Passions ran high during Tallahassee’s Women’s Day celebration, as women’s rights lobbyist Barbara DeVane gestured to the Florida Capitol building behind her.
“It’s our job to educate, motivate, activate, agitate and eliminate the ***holes up here who are trying to keep women down,” she said, to applause.
DeVane talked about several bills filed this session. She’s opposed to ones that would limit a woman’s right to choose abortion. And she also is against a proposed alimony overhaul.
On the other hand, she supports equal pay for women and ratifying the federal Equal Rights Amendment, which would guarantee no law could discriminate against women. Florida is one of 15 states not to have ratified the amendment since it was introduced in 1923. Three more states are needed for it to be added to the U.S. Constitution. DeVane called on people to contact their state representatives.
“So it is up to us to rise up and call, e-mail, go get in their faces, and demand that they hear these bills in committee,” she said.

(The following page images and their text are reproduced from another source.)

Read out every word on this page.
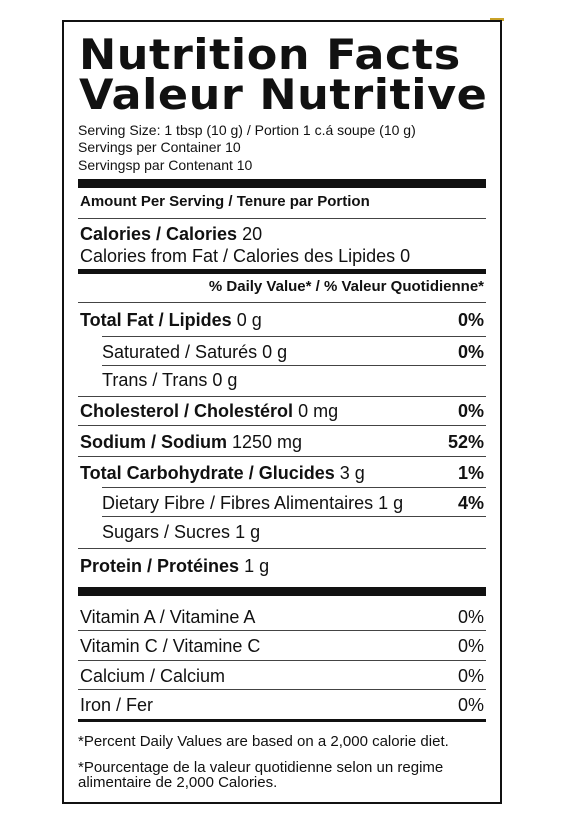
Nutrition Facts
Valeur Nutritive
Serving Size: 1 tbsp (10 g) / Portion 1 c.á soupe (10 g)
Servings per Container 10
Servingsp par Contenant 10
Amount Per Serving / Tenure par Portion
Calories / Calories 20
Calories from Fat / Calories des Lipides 0
% Daily Value* / % Valeur Quotidienne*
Total Fat / Lipides 0 g	0%
Saturated / Saturés 0 g	0%
Trans / Trans 0 g
Cholesterol / Cholestérol 0 mg	0%
Sodium / Sodium 1250 mg	52%
Total Carbohydrate / Glucides 3 g	1%
Dietary Fibre / Fibres Alimentaires 1 g	4%
Sugars / Sucres 1 g
Protein / Protéines 1 g
Vitamin A / Vitamine A	0%
Vitamin C / Vitamine C	0%
Calcium / Calcium	0%
Iron / Fer	0%
*Percent Daily Values are based on a 2,000 calorie diet.
*Pourcentage de la valeur quotidienne selon un regime alimentaire de 2,000 Calories.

“Bread and Roses,” an anthem from the early days of the women’s rights movement, echoed across the Capitol lawn. Bread signified earning power; roses were for quality of life. Women’s Day was first celebrated in the U.S. in 1909 to honor New York garment workers going on strike to protest unsafe working conditions.
And a century later, Della Fahnestock, president of the Tallahassee chapter of the National Organization for Women, said,
“Today our voice goes out into the ether along with every voice of every women’s gathering across the globe. And we are one. We are in solidarity. And we will continue to press the mark, push the boundaries and make progress.”
Fahnestock said, Women’s Day is a time to reflect on the places where women are much worse off than they are in Florida.
“Today we’re going to recognize, as privileged people in this country, that around the world there are 600 million women who live in countries where domestic violence is not even a crime.”
And Melanie Androde, who does community outreach for a group called the Dream Defenders at Florida A&M University, read a speech from the 1851 Women’s Rights Convention, delivered by former slave Sojourner Truth.
She read, in part, “He says women can’t have as many rights as men because Christ wasn’t a woman. Where did your Christ come from?”
Women continue trailing behind men in holding elected office. In Florida, although women make up about half of the population, only 25 percent of state lawmakers are female. According to the Center for American Women and Politics, Florida is ahead of half of all states for the proportion of women in the statehouse. Colorado ranks No. 1, with 41 percent.